Motorbike taxi drivers, shop workers, and vegetable sellers say they are praying hard. But such is their faith in Kenya’s most famous honorary son that many are also already planning the post-election celebrations.

“We don’t think he will win. We know,” says Peter Evans, who drives a motorbike taxi, or boda boda.

George Ochieng, another driver relaxing along with Evans and other young men under a tree hung with weaver bird nests in the centre of the village, agrees. “We heard he killed Osama [bin Laden]. That was one thing he did,” says the 23 year old said, before another man chimes in with, “He promised us that.”

Sitting on a low wall nearby, Elizabeth Mola Odondo, who says her husband and the president’s father, Barack Obama Snr, were cousins, is equally adamant. “I’m not worried at all,” says the 60 year old. “I’m very confident.”

And if the unthinkable happened?

“It will be a bitter pill to swallow but we are praying day in and day out for him,” she says in the local Luo language, adding: “There is a big celebration coming.”

Elizabeth Mola Odondo Elizabeth Mola Odondo, 60.

Mola Odondo says she knows Obama’s stepgrandmother Mama Sarah, who still lives in Kogelo, and got to shake his hand when he last visited the village while a senator in 2006. She says Mama Sarah had no doubts that Obama would win again.

Mama Sarah is the third wife of Hussein Onyango Obama and she raised Barack Obama Snr here after his mother left. Obama married Ann Dunham from Kansas while studying in Hawaii.

Their son, Barack, was born there, but the couple separated when the child was two.

In his 1995 memoir, Dreams From My Father, the president tells how he met Mama Sarah when he travelled to Kenya in search of his roots during his 20s, describing her as a large woman with a “smooth and big-boned” face and “sparkling, laughing eyes”.

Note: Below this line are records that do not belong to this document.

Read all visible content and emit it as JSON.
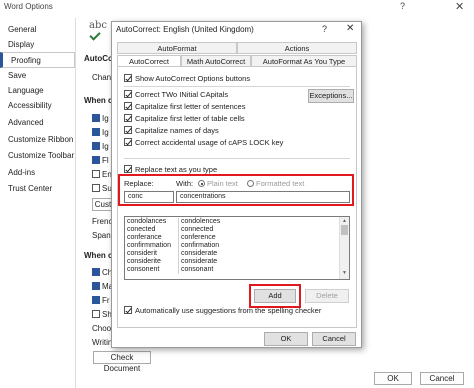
{
  "word_options": {
    "title": "Word Options",
    "help_glyph": "?",
    "close_glyph": "✕",
    "nav": [
      "General",
      "Display",
      "Proofing",
      "Save",
      "Language",
      "Accessibility",
      "Advanced",
      "Customize Ribbon",
      "Customize Toolbar",
      "Add-ins",
      "Trust Center"
    ],
    "active_nav": "Proofing",
    "abc_icon": "abc",
    "bg_fragments": {
      "autocorrect_heading": "AutoCo",
      "change_text": "Chang",
      "when_heading_1": "When c",
      "ig1": "Ig",
      "ig2": "Ig",
      "ig3": "Ig",
      "fl": "Fl",
      "en": "En",
      "su": "Su",
      "cust_btn": "Cust",
      "french": "French",
      "spanish": "Spani",
      "when_heading_2": "When c",
      "ch": "Ch",
      "ma": "Ma",
      "fr": "Fr",
      "sh": "Sh",
      "writing": "Writin",
      "choose": "Choos",
      "check_document": "Check Document",
      "ok": "OK",
      "cancel": "Cancel"
    }
  },
  "dialog": {
    "title": "AutoCorrect: English (United Kingdom)",
    "help_glyph": "?",
    "close_glyph": "✕",
    "tabs_row1": [
      "AutoFormat",
      "Actions"
    ],
    "tabs_row2": [
      "AutoCorrect",
      "Math AutoCorrect",
      "AutoFormat As You Type"
    ],
    "active_tab": "AutoCorrect",
    "show_options_button": "Show AutoCorrect Options buttons",
    "options": [
      {
        "label": "Correct TWo INitial CApitals",
        "checked": true
      },
      {
        "label": "Capitalize first letter of sentences",
        "checked": true
      },
      {
        "label": "Capitalize first letter of table cells",
        "checked": true
      },
      {
        "label": "Capitalize names of days",
        "checked": true
      },
      {
        "label": "Correct accidental usage of cAPS LOCK key",
        "checked": true
      }
    ],
    "exceptions_button": "Exceptions...",
    "replace_as_you_type": "Replace text as you type",
    "replace_label": "Replace:",
    "with_label": "With:",
    "plain_text": "Plain text",
    "formatted_text": "Formatted text",
    "replace_value": "conc",
    "with_value": "concentrations",
    "list": [
      [
        "condolances",
        "condolences"
      ],
      [
        "conected",
        "connected"
      ],
      [
        "conferance",
        "conference"
      ],
      [
        "confirmmation",
        "confirmation"
      ],
      [
        "considerit",
        "considerate"
      ],
      [
        "considerite",
        "considerate"
      ],
      [
        "consonent",
        "consonant"
      ]
    ],
    "add_button": "Add",
    "delete_button": "Delete",
    "auto_suggest": "Automatically use suggestions from the spelling checker",
    "ok_button": "OK",
    "cancel_button": "Cancel"
  },
  "colors": {
    "highlight": "#e0191e",
    "accent": "#2b579a"
  }
}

Members of the Obama family said this week that the matriarch, who is now spike, did not plan to speak to the media — a police officer at her still-modest compound said she was sleeping when the Guardian visited.

Inside the green gates, where cows were feeding at a trough under the trees, is the grave of her stepson, who died in a car crash in 1982.

Mama Sarah’s son and the president’s half-uncle, Said Hussein Obama, says he is sure voters would give Barack Obama a second chance.

“Among his top achievements, he has restored the trust in, and dignity of America among the international community, which were severely damaged by his predecessor,” he says in an email.

He adds that the president has performed well considering what he has inherited from George W Bush, citing the wars in Iraq and Afghanistan and the economic slump.

“[Obama] has brought honour and glory to a once sleepy village — he has placed Kogelo on the world map,” he says.

Residents agree. Beatrice Akoth’s hand glides elegantly through the air as the pregnant mother-of-six enumerates the benefits this fame has brought.

“There have been big improvements. There is water everywhere in the town. Before, the water was not clean. There’s electricity and roads. The children get a good education. Occasionally, they go to Mama Sarah’s and she provides maize and other food,” she says in Luo.

Said Hussein Obama says a medical centre, schools, a cultural centre and hotels have been built since his half-nephew was elected. “The ball is now in the court of the residents to make use of these facilities to help them grow.”

Other benefits are less tangible. In an automobile spare parts shop beside the dirt road leading to Mama Sarah’s home, Kelvin Otieno Ouma remembers the day in 2006 when Obama came to his school.